年に一度の、まいにちのパン
ささやかなしあわせと言えば、この間、ようやく念願のパーラー江古田に。
行った、とすぱっと書けないのは、本店さんの方ではなく、2号店「まちのパーラー」さんの方に行ったからである。
こちらの方が、少しお店が広いと知って、せっかく訪れたのに、入れなかったり、メニューが終わっていたりするよりは! と。
なので、最寄駅も江古田ではなく、小竹向原というところ。東京に来てだいぶ長くなったけれど、生まれてはじめて降りた。
もっとも、パンのためだけに、はじめての町にやってくるというのも、生まれてはじめての経験である。
お昼と夕方のちょうど真ん中の時刻、小さな駅は、とても静か。
2番出口を出ると、ここでほんとうに合ってるのだろうか……地図通りに歩いて、ほんとうにお店があるのかしらん、と気持ち不安になるくらいに、のどかに静かな空気で満ちている。
出口を背にしながら、右に進み、そのまま道なりに進む。
低い壁の隙間から見える、タオルばかりがずらっと並んだ洗濯竿や、大・中・小の並ぶ自転車。
どうやら下校時刻らしい小学生が、バイバイを繰り返しながら、曲がり角ごとに少しずつ少しずつ減っていく。
5分くらいその集団と付かず離れずの距離で歩き、わたしもそろそろ、この列を見守るポジションから離脱したいなあ、と思ったころにぽんっとレンガ造りの保育園が現れた。
まちのパーラーは、まちの保育園に併設されているカフェだとは聞いていたけれど、まさかほんとうに入口まで同じだとは!
「部外者なのにいいのかしら……」と、躊躇しながら、おそるおそる扉を開くと、右上に「まちのパーラーへようこそ」と書かれた黒板がお出迎え。
そのままふらふら前に進みたくなるのをこらえて、左を向くと、カフェの入口が見える。
どこから入ればいいのかわからず、そのドアをとりあえず開けてみたら、どうやら正解だったようで、ほっとして周りを見渡した。
小さなスペースに、所狭しとパンが並ぶのに気を取られながら、奥へ。今日は時間があるので、ちゃっかりイートインを利用して帰る予定なのだった。

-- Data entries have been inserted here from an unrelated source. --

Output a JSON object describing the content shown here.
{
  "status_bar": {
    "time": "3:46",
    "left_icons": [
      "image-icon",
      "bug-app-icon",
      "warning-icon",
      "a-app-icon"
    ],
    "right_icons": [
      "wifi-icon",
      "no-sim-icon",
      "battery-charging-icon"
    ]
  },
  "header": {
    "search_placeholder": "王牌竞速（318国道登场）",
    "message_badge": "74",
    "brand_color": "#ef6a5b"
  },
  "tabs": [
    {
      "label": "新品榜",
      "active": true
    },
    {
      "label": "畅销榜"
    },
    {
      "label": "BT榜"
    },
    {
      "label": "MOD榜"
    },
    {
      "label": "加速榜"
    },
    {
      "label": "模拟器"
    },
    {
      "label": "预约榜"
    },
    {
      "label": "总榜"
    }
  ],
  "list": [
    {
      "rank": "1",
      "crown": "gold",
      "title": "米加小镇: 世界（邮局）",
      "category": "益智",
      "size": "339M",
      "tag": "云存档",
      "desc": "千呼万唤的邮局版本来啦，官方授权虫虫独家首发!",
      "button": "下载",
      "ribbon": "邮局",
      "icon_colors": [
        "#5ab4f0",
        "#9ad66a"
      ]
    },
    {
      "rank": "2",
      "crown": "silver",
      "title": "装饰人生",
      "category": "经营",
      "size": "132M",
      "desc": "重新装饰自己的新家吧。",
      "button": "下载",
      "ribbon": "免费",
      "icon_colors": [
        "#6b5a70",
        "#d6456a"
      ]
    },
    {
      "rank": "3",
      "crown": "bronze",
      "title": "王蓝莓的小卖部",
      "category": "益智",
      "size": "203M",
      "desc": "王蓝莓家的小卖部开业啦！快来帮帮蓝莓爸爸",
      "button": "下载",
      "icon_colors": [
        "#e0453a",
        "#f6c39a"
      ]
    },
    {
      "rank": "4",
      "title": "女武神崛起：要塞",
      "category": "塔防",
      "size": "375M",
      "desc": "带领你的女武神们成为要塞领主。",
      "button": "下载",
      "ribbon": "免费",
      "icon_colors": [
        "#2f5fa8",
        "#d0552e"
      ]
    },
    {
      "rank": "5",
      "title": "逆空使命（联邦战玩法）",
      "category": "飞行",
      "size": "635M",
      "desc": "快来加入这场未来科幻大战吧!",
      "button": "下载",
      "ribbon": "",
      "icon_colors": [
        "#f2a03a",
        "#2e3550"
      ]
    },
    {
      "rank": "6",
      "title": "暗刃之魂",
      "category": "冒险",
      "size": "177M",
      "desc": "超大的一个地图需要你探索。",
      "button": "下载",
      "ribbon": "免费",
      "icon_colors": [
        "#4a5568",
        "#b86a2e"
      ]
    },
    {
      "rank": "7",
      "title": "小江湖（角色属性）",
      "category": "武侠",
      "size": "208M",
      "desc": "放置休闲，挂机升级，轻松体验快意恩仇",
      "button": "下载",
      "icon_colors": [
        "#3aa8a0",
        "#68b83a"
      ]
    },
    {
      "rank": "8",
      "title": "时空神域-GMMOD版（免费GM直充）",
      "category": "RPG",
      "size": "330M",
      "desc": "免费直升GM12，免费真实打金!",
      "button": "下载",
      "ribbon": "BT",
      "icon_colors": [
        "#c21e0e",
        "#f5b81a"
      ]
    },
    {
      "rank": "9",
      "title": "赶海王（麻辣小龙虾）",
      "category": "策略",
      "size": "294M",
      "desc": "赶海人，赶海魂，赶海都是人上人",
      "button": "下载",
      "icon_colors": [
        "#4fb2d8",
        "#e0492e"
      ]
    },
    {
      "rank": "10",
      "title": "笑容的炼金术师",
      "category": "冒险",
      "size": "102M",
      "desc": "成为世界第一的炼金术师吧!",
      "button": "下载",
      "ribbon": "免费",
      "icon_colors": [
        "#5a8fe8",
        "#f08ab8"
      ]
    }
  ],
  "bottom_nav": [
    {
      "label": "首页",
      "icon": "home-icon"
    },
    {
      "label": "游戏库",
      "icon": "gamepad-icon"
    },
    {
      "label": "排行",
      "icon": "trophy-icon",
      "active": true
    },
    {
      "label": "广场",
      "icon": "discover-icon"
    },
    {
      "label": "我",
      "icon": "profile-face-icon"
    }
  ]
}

頼むものは、『孤独のグルメ」にも出てくるらしい、ローストポークのサンドイッチにしようと思って来たものの、実際にメニューや、周りのお客さんが食べているのを見てしまうと、あれもおいしそう、あっちもいいかも……! と目移りしてしまう。
でも、次に来られるのかわからないし、と気持ちを奮い立たせて、なんとか初志貫徹。
小さなお店なので、待っている間も、ずっとパンが焼けるいい匂いがして、自分の体まで、日なたに溶けていくみたいな気持ちになる。
後は散々、パンで迷って、限定のカンパーニュがあったので、それにしてもらうことに。
やってきたサンドイッチは、思っていたよりコンパクトサイズ。
最初から半分に切り分けられているので、食べやすくていいなあ、と手に取ったら、その重みにびっくりする。
ずっしりと重い原因は、何重にも折り返して挟まれたローストポーク。
バルサミコソースと塩コショウだけのさっぱりとした味付けに、ぷちっと甘い温められたトマトの酸味が、心地よい。
そして、何よりも何よりも! 具材を挟んでいるカンパーニュがおいしい……!
ハードパンが好きだったことを、一口ごとに思い出すような、口の中でぎゅっと一度抵抗したあと、思いのほか軽やかに、もちっと噛み切れ、思わず頬がにんまりとゆるむ食感だけでもおいしいのに、味が……もう味が…………。
かりっと焼いてあるはずなのに、どんなやわらかなパンよりも、みずみずしくて、ふしぎ。
たぶん、幼稚園がカトリック系だったせいだと思うのだけれど、わたしにはなぜか、おいしいパンを食べると、「いのちのパンだ」としみじみ手を合わせたくなる癖がある。
それを心の中じゃなくて、思わず実際にしてしまいたくなるような、たいへん健やかにおいしいパンだった。
華やかなわけでは決してないのに、ぱああっと心に火が灯る、あたたかなパン。
セットで付いてくる飲み物は、あまりにぽかぽかとした陽気が気持ちよくて、そのあたたかさにもっと溶け込むように、あつあつのチョコラテを頼んだ。
きれいなラテアートの底に沈んだ、板チョコレートの欠片を溶かしながらいただく。
こういうパンを、毎朝食べられるというのは、至福だろうなあと思いながら、次こられるのはいつかなあ、と皮算用をする。なんやかんやで年に1回くらいになってしまいそうな気がするけれど。
それを言い訳に、たくさんお土産も買い込んで、両脇から漂ってくる夕食の匂いを嗅ぎながら、いつもよりだいぶ早い帰路に着いた。